Personal information
- Nickname: Bellatrix
- Nationality: Mexican
- Born: Citlalli Vanessa Ortiz 19 January 2000 (age 26) Rancho Mirage, California, U.S.
- Height: 5 ft 3 in (160 cm)
- Weight: Super-middleweight

Boxing career
- Stance: Orthodox

Boxing record
- Total fights: 6
- Wins: 4
- Win by KO: 1
- Losses: 2

Medal record
Women's amateur boxing
Representing United States
IBA Youth and Junior World Boxing Championships
| Gold medal – first place | 2017 Guwahati | 69kg |
Representing Mexico
Central American and Caribbean Games
| Silver medal – second place | 2023 San Salvador | 75kg |
Pan American Games
| Bronze medal – third place | 2023 Santiago | 75kg |

= Citlalli Ortiz =

Mexican boxer (born 2000)

Citlalli Vanessa Ortiz (born 19 January 2000) is an American-born Mexican professional boxer who has challenged for the WBA and WBC female super-middleweight titles. As an amateur she won a gold medal at the 2017 IBA Youth Women's World Championships, silver at the 2023 Central American and Caribbean Games and bronze at the 2023 Pan American Games. Ortiz also represented Mexico at the 2024 Summer Olympics.

==Biography==
Having taken up boxing aged eight, Ortiz represented the United States at the 2017 IBA Youth Women's World Championships in India, winning the gold medal in the 69 kg category.

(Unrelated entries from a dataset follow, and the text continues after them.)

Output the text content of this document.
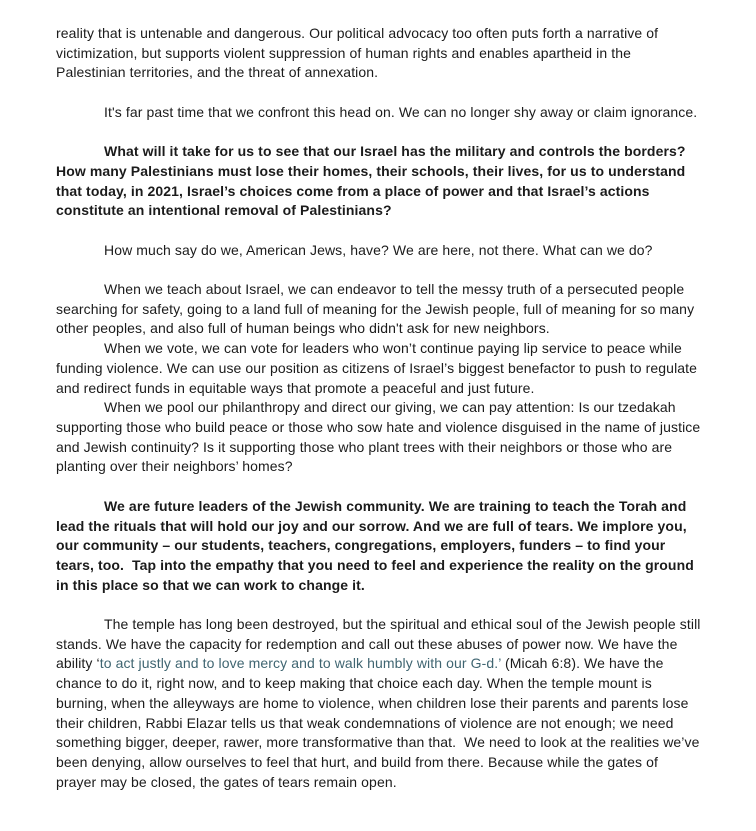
reality that is untenable and dangerous. Our political advocacy too often puts forth a narrative of victimization, but supports violent suppression of human rights and enables apartheid in the Palestinian territories, and the threat of annexation.

It's far past time that we confront this head on. We can no longer shy away or claim ignorance.

What will it take for us to see that our Israel has the military and controls the borders? How many Palestinians must lose their homes, their schools, their lives, for us to understand that today, in 2021, Israel’s choices come from a place of power and that Israel’s actions constitute an intentional removal of Palestinians?

How much say do we, American Jews, have? We are here, not there. What can we do?

When we teach about Israel, we can endeavor to tell the messy truth of a persecuted people searching for safety, going to a land full of meaning for the Jewish people, full of meaning for so many other peoples, and also full of human beings who didn't ask for new neighbors.

When we vote, we can vote for leaders who won’t continue paying lip service to peace while funding violence. We can use our position as citizens of Israel’s biggest benefactor to push to regulate and redirect funds in equitable ways that promote a peaceful and just future.

When we pool our philanthropy and direct our giving, we can pay attention: Is our tzedakah supporting those who build peace or those who sow hate and violence disguised in the name of justice and Jewish continuity? Is it supporting those who plant trees with their neighbors or those who are planting over their neighbors’ homes?

We are future leaders of the Jewish community. We are training to teach the Torah and lead the rituals that will hold our joy and our sorrow. And we are full of tears. We implore you, our community – our students, teachers, congregations, employers, funders – to find your tears, too.  Tap into the empathy that you need to feel and experience the reality on the ground in this place so that we can work to change it.

The temple has long been destroyed, but the spiritual and ethical soul of the Jewish people still stands. We have the capacity for redemption and call out these abuses of power now. We have the ability ‘to act justly and to love mercy and to walk humbly with our G-d.’ (Micah 6:8). We have the chance to do it, right now, and to keep making that choice each day. When the temple mount is burning, when the alleyways are home to violence, when children lose their parents and parents lose their children, Rabbi Elazar tells us that weak condemnations of violence are not enough; we need something bigger, deeper, rawer, more transformative than that.  We need to look at the realities we’ve been denying, allow ourselves to feel that hurt, and build from there. Because while the gates of prayer may be closed, the gates of tears remain open.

After being overlooked for the 2018 Summer Youth Olympics, she switched allegiances to Mexico, qualifying through family ties, although she had to serve a period of ineligibility due to her previously fighting for the United States.

Ortiz turned professional in 2021 and compiled a record of four wins and one defeat, before returning to the amateur ranks to make a run at qualifying for the 2024 Summer Olympics.

In Mexican colours and competing in the 75 kg division, she won a silver medal at the 2023 Central American and Caribbean Games in El Salvador and bronze at the 2023 Pan American Games in Chile.

Ortiz won three bouts, all via unanimous decision, at the World Boxing Olympic final qualification tournament held in Thailand across May and June 2024 to secure a spot at the Paris Games later that year, where she lost in the first round to fifth seed, and eventual bronze medalist, Caitlin Parker from Australia.

Returning to the professional ranks, Ortiz challenged WBA and WBC female super-middleweight champion Franchón Crews-Dezurn at Turning Stone Resort Casino in Verona, New York, on 6 June 2025. She lost via majority decision with two of the ringside judges scoring the fight 98–92 and 96–94 respectively for her opponent, while the third had it a 95–95 draw.